Yılmaz, AKP iktidarının yönetemedikçe baskıladığını söyleyerek, şöyle konuştu:
“Kayyım atamalarının demokrasiye, insan hak ve özgürlüklerine verdiği hasarı defalarca deneyimledik. Özellikle doğu ve güneydoğudaki belediyelere karşı girişilen kayyım atamaları ve haksız, hukuka aykırı gözaltı ve tutuklamaların demokraside açtığı gedikler kapatılmadan bu eylemlere bir yenisi İstanbul’da eklenmiştir. İktidar yönetememektedir. Yoksulluğu, açlığı, geleceksizliği, eğitimsizliği, çaresizliği halka bir erdem olarak dayatmaya çalışsa da halkın kaynamayan tenceresi, okuyamayan çocuğu, tedavi olamayan annesi-babası bu yarı mistik propagandaları tersyüz etmekte, hayat kendi gerçekliğini yönetenlerin halka fısıldadığı masalların önüne çok sert bir şekilde getirmektedir. Dolayısıyla bu yönetememe sorunu iktidarı hak ve özgürlükleri, demokrasiyi daha da kısıtlamaya itmektedir. Zaman zaman atılan savaş naraları bu yüzdendir.
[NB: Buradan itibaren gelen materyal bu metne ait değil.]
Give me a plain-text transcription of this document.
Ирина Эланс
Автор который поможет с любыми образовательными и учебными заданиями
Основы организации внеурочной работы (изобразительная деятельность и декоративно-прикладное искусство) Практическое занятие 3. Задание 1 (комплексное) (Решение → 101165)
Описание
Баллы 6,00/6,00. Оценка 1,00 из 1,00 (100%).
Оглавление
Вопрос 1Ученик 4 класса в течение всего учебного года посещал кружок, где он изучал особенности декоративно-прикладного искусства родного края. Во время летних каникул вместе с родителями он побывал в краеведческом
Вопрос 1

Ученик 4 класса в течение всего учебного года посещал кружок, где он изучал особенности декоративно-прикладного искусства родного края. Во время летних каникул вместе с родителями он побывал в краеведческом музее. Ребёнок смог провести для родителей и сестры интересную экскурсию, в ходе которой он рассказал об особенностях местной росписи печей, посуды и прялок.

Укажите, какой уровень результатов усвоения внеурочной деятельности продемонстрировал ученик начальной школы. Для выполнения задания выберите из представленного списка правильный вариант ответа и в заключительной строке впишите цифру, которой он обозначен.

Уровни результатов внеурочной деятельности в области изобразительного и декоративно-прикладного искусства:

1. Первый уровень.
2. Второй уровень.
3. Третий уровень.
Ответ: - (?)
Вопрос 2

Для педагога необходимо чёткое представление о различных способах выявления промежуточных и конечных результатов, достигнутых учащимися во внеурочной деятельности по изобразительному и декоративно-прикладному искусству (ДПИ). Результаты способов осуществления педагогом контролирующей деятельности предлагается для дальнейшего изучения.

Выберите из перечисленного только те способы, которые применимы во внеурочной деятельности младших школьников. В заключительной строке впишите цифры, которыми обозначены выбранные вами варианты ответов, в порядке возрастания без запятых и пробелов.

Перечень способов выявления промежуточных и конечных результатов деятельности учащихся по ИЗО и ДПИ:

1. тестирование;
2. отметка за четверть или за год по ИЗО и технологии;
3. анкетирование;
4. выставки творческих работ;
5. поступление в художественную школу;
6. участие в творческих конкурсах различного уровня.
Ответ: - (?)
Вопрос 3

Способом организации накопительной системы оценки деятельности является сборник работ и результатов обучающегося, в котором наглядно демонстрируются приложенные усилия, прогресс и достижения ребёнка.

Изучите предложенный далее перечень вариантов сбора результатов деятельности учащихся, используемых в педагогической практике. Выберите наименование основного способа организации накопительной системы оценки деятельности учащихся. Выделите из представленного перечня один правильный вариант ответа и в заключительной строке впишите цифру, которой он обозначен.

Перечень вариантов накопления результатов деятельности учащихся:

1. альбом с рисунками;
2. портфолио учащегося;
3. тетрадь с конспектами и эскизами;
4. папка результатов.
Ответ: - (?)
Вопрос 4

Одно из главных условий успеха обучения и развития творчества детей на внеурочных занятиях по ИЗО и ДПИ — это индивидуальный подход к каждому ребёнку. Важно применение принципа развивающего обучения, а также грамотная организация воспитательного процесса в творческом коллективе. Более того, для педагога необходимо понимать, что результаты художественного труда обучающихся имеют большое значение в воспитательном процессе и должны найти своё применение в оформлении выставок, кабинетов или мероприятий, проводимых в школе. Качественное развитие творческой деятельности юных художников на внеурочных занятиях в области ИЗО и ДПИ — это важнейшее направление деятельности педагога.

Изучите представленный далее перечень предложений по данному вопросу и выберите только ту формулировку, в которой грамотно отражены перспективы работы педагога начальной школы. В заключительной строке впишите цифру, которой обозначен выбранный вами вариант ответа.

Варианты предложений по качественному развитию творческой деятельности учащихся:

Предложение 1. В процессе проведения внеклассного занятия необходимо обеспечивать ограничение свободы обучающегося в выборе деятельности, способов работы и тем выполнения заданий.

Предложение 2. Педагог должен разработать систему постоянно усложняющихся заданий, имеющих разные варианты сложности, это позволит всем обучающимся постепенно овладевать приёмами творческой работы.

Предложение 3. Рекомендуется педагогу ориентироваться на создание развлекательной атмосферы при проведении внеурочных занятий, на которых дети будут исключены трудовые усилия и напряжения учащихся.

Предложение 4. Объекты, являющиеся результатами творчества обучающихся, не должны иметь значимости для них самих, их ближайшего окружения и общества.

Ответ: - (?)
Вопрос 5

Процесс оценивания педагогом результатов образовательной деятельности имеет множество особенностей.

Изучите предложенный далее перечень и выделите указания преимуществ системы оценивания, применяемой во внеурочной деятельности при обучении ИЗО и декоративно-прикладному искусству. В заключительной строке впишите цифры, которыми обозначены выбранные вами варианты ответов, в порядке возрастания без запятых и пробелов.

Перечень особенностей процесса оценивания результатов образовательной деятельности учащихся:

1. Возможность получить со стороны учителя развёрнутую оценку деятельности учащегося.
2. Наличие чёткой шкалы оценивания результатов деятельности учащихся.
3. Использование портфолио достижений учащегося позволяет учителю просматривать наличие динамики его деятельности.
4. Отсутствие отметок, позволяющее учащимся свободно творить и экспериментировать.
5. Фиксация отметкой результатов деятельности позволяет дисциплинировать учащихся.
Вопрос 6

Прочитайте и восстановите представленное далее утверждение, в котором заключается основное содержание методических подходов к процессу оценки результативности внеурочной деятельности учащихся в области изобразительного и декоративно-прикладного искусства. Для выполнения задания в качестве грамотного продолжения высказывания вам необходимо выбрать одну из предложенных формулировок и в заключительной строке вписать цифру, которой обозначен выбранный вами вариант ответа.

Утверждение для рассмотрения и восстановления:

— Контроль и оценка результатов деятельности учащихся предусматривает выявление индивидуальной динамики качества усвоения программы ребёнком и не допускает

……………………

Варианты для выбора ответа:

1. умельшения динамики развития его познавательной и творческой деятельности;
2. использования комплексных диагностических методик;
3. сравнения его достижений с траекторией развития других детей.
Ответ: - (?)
Anayasanın ilk dört maddesinin değiştirilmesi tartışmaları bu yüzdendir. Ülkenin her yanının tarikatlaştırılması, tekkeleştirilmesi bu yüzdendir. Etki ajanlığı yasası adı altında, kendilerini eleştirecek herkesi ajan yaftalamasıyla hapse tıkmak için yasal düzenlemelere girişmeleri bu yüzdendir. Yönetemedikçe halkı baskılamakta, baskıladıkça yönetememektedirler. Bu kısır döngü ancak daha fazla demokrasi, daha fazla ekmek, daha fazla refah, daha fazla özgürlük, daha fazla insan hakkı, daha fazla hukuk ve adalet ile aşılabilir.”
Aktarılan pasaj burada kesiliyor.